Yemen hits rebels after rejecting ceasefire



Yemen rejected a ceasefire offer from the leader of the beleaguered Houthi insurgency yesterday, then launched an attack on the rebels that left at least 20 dead. Intense fighting was reported in the northern provinces of Malahidh and Sa'ada, battlegrounds in the government's six-year struggle to put down a resilient Shiite rebellion. Qaed Abu Malik, a prominent group leader who had helped train insurgents, was killed in the attacks, state media claimed.

Abdul-Malik al Houthi, the leader of the rebels, followers of an offshoot of Shiite Islam who have decried government neglect for years, announced on Saturday that he was prepared to accept government-mandated conditions for a ceasefire - if Sana'a would halt its attacks. The Houthi rebellion, along with growing secessionist sentiment in the south and al Qa'eda's rising presence throughout Yemeni territory, have stoked concerns of Yemen unravelling into a failed state.

About 250,000 people have been displaced by fighting in the north, and officials from UNHCR, the UN's refugee agency, said on Friday that their plight was worsening. "This represents a more than doubling of the number displaced as of August 2009 when the latest round of fighting erupted," said Andrej Mahecic, a UNHCR spokesman. Initially, Yemeni officials firmly rejected Mr al Houthi's offer, saying that the Houthis had only accepted five of the government's six conditions for peace.

The sixth is a promise to cease attacks on Saudi Arabia, whose forces became embroiled in the conflict after coming under rebel fire during a cross-border raid in November. Saudi forces continued to meet resistance from Houthi rebels yesterday, despite the kingdom's insistence last week that they had been put down. "The Houthi offer is rejected as it does not vow to end attacks on Saudi Arabia and because it sets as a condition an end to military operations first" by the government, a government official told the Reuters news agency.
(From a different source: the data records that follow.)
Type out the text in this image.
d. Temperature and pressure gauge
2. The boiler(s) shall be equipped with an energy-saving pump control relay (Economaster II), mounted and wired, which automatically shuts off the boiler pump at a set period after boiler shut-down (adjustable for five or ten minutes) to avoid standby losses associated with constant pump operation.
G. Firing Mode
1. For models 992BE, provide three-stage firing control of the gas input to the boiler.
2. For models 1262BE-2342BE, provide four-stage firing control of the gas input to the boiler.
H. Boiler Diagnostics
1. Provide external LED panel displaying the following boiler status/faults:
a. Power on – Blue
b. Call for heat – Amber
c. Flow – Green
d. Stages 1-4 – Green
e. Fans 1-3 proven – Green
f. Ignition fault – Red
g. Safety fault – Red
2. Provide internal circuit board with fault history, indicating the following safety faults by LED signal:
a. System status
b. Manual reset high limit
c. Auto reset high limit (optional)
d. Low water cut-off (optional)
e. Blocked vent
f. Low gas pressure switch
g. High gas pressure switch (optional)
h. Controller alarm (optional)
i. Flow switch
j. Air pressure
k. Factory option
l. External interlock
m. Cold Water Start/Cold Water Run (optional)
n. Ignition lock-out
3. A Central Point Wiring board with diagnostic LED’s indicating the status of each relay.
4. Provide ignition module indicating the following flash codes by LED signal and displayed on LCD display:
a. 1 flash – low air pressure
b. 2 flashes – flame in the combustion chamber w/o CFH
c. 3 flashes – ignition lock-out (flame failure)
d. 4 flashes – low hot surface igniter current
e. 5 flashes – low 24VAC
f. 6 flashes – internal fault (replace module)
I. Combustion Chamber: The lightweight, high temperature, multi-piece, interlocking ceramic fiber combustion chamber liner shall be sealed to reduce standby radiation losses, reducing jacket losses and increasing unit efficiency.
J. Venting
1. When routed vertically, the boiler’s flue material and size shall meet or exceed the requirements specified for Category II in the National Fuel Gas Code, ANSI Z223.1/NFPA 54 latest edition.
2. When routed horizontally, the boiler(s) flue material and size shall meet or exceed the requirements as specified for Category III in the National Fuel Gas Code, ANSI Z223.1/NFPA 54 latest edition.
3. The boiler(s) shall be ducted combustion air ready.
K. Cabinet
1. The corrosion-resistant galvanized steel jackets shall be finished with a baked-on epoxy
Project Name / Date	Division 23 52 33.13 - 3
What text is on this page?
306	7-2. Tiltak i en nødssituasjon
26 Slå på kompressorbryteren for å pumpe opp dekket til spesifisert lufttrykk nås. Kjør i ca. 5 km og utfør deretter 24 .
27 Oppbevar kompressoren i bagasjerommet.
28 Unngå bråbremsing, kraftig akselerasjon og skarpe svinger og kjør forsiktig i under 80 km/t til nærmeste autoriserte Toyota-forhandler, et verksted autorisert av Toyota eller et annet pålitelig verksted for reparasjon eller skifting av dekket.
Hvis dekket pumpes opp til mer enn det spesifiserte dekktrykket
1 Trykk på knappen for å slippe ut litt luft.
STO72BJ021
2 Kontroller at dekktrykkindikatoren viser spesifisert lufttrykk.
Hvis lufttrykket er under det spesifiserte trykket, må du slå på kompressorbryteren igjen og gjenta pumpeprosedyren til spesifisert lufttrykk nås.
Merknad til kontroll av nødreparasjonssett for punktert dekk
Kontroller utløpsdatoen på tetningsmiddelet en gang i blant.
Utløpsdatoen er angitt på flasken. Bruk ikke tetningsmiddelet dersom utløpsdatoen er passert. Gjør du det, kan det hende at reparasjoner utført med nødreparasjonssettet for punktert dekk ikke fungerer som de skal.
Riad Kahwaji, the chief executive officer of the Institute for Near East and Gulf Military Analysis, a Dubai-based security-military research organisation, said Yemen's seemingly heavy-handed reaction to the entreaty was essentially a tactic to both physically and psychologically defeat its increasingly enfeebled enemy. "This is a natural reaction when you have one side feeling that they have broken the other side," he said.

"The Yemen government wants this to end with a clear-cut victory, a surrender," he said. "And they don't want to let it be perceived by the people of Yemen that this war has ended with no victory for any side, that they just agreed to another ceasefire." It was still too early to determine if recent events marked the end of the rebellion, he said. But the Houthis "have clearly bitten off more than they can chew, especially when they opened the front on the Saudis.
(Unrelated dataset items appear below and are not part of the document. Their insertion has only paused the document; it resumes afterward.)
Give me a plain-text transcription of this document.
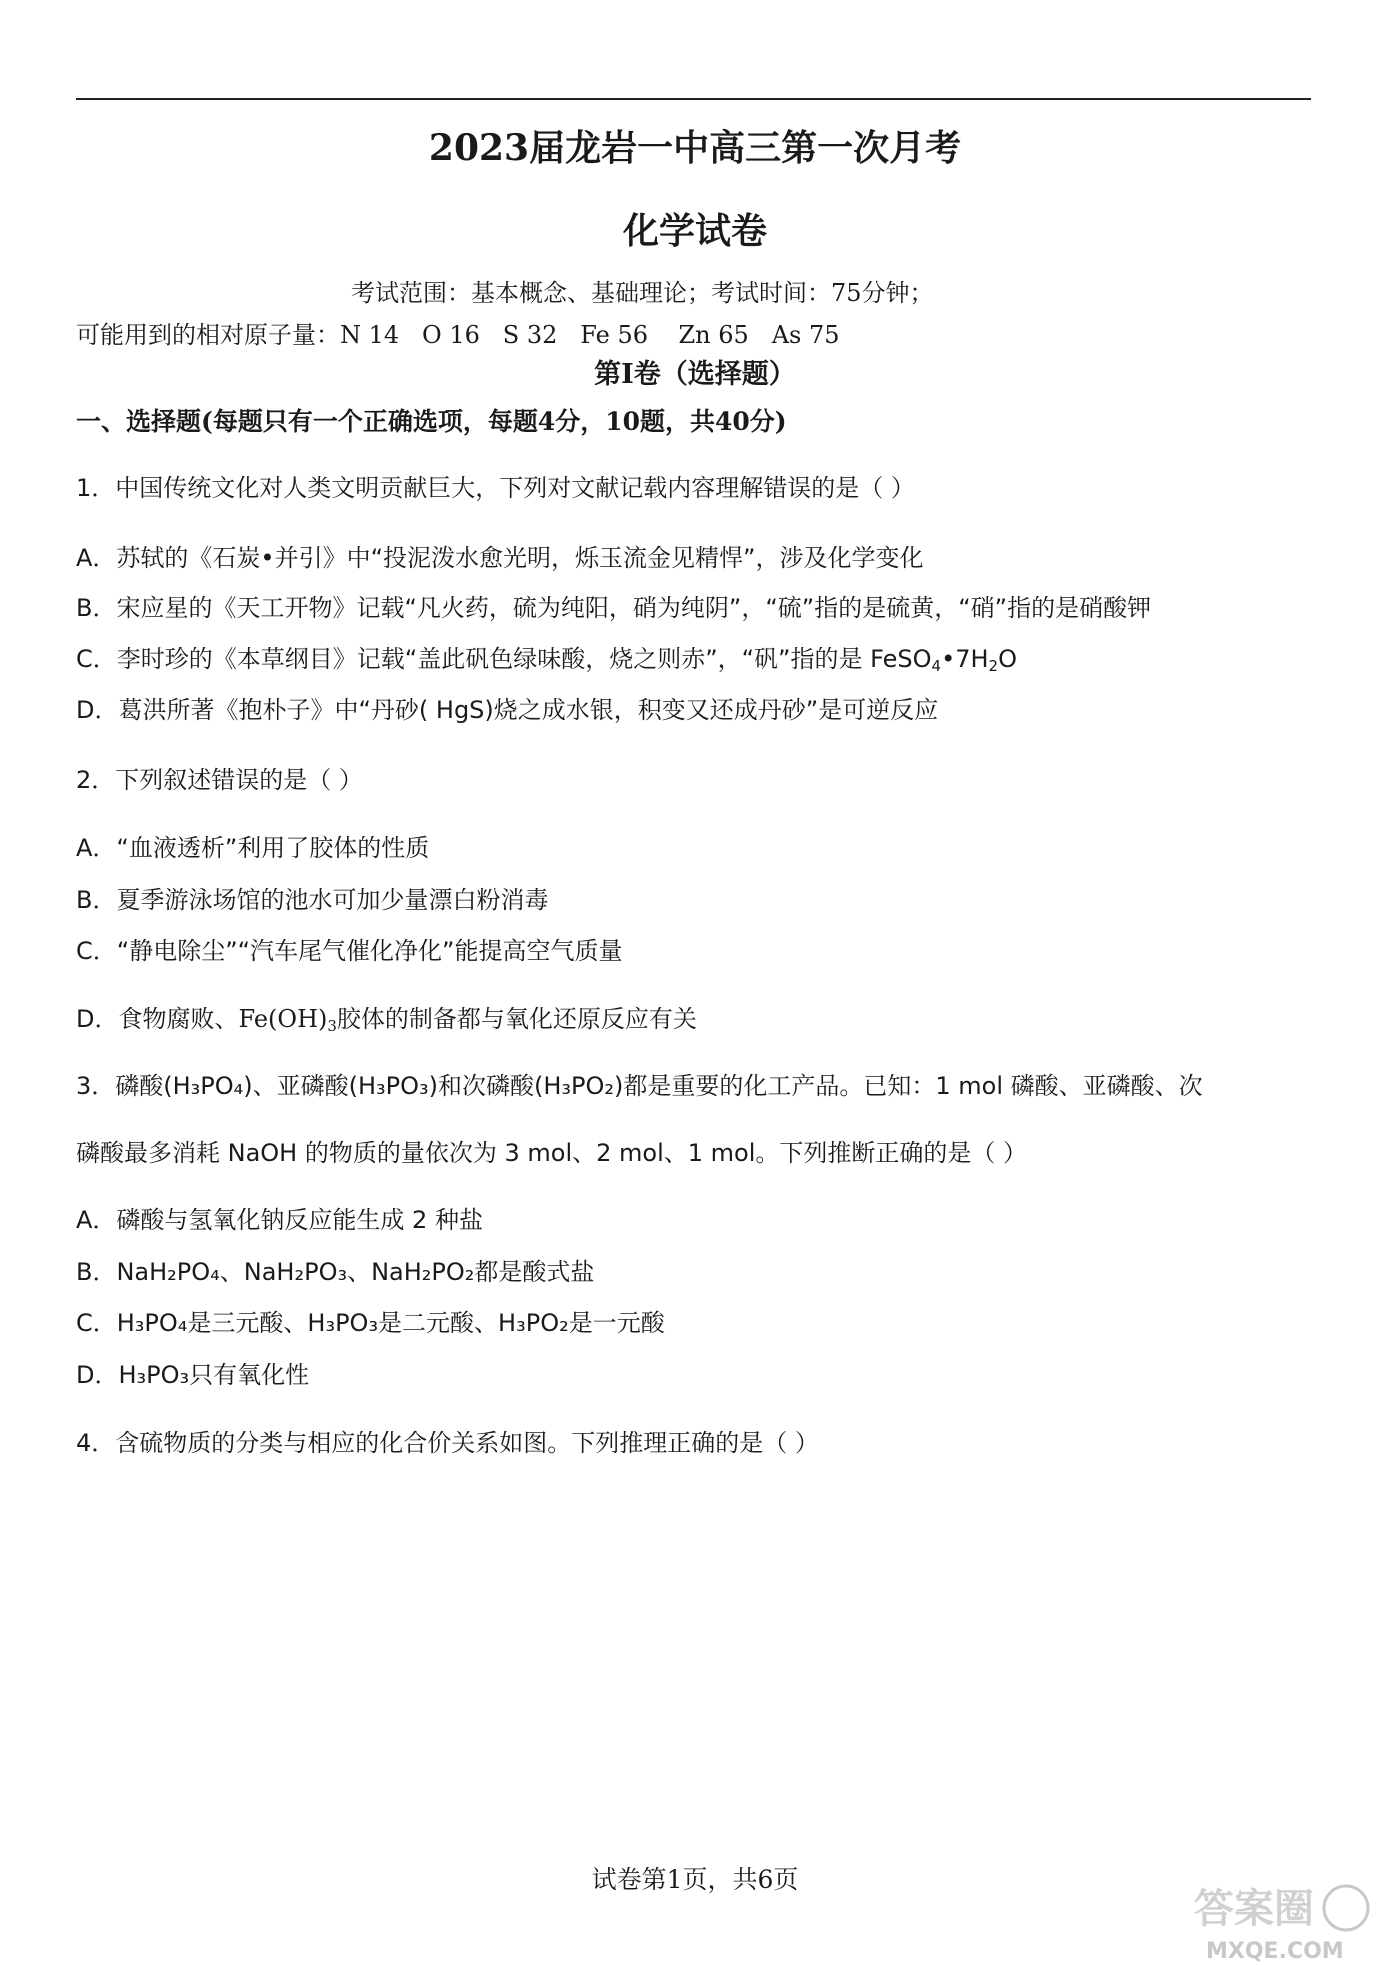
2023届龙岩一中高三第一次月考
化学试卷
考试范围：基本概念、基础理论；考试时间：75分钟；
可能用到的相对原子量：N 14   O 16   S 32   Fe 56    Zn 65   As 75
第Ⅰ卷（选择题）
一、选择题(每题只有一个正确选项，每题4分，10题，共40分)
1．中国传统文化对人类文明贡献巨大，下列对文献记载内容理解错误的是（ ）
A．苏轼的《石炭•并引》中“投泥泼水愈光明，烁玉流金见精悍”，涉及化学变化
B．宋应星的《天工开物》记载“凡火药，硫为纯阳，硝为纯阴”，“硫”指的是硫黄，“硝”指的是硝酸钾
C．李时珍的《本草纲目》记载“盖此矾色绿味酸，烧之则赤”，“矾”指的是 $FeSO_4•7H_2O$
D．葛洪所著《抱朴子》中“丹砂( HgS)烧之成水银，积变又还成丹砂”是可逆反应
2．下列叙述错误的是（ ）
A．“血液透析”利用了胶体的性质
B．夏季游泳场馆的池水可加少量漂白粉消毒
C．“静电除尘”“汽车尾气催化净化”能提高空气质量
D．食物腐败、$Fe(OH)_3$胶体的制备都与氧化还原反应有关
3．磷酸(H₃PO₄)、亚磷酸(H₃PO₃)和次磷酸(H₃PO₂)都是重要的化工产品。已知：1 mol 磷酸、亚磷酸、次
磷酸最多消耗 NaOH 的物质的量依次为 3 mol、2 mol、1 mol。下列推断正确的是（ ）
A．磷酸与氢氧化钠反应能生成 2 种盐
B．NaH₂PO₄、NaH₂PO₃、NaH₂PO₂都是酸式盐
C．H₃PO₄是三元酸、H₃PO₃是二元酸、H₃PO₂是一元酸
D．H₃PO₃只有氧化性
4．含硫物质的分类与相应的化合价关系如图。下列推理正确的是（ ）
试卷第1页，共6页
答案圈
MXQE.COM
The Saudi response was overwhelming, much more than the Houthis expected." Even so, later in the day, Yemeni officials appeared to be toning down their response. Yemen's Supreme National Defence Council announced that government forces were ready for a truce if Houthi rebels agreed to the sixth condition. "If the Houthi [rebels] agree to start implementing the six points - the government does not see a problem in stopping military operations," the defence council said in a statement.

The developments come as the US state department's counterterrorism chief was visiting Yemen yesterday, state media reported, a sign of Washington's increased concern over al Qa'eda's presence in the country. An interior ministry spokesman said on Saturday that a suspected al Qa'eda member who was preparing to carry out an attack on a south-eastern port had been detained by security forces. The suspect, Saleh Abd al Habib Saleh al Shaush, was stopped at a roadblock, the spokesman said. "He was riding a motorbike that was carrying two bombs and he was also wearing an explosives belt."

Although the exact target was unknown, the spokesman said, it was thought to be a major facility in Mukalla, which is the main port for and largest city in the eastern Hadramawt region. Last week, western governments met in Britain to pledge support for Yemen in part to fight growing Islamic militancy on its soil. If anything, Mr Kahwaji said in Dubai, heightened concern about Islamic radicalism rooting itself in Yemen had deprived what little support there was for the Houthi rebellion.

"I haven't seen much sympathy for their cause," he said. "There is growing belief out there that they are the stooges of the Iranians, that they are fighting a proxy war. Now, we hear international officials, like those from the US, that there isn't much evidence supporting this. "But, nevertheless, there's a lot being said about it, and there's a lot of discussion and questioning about what exactly the real motivation of the Houthis is."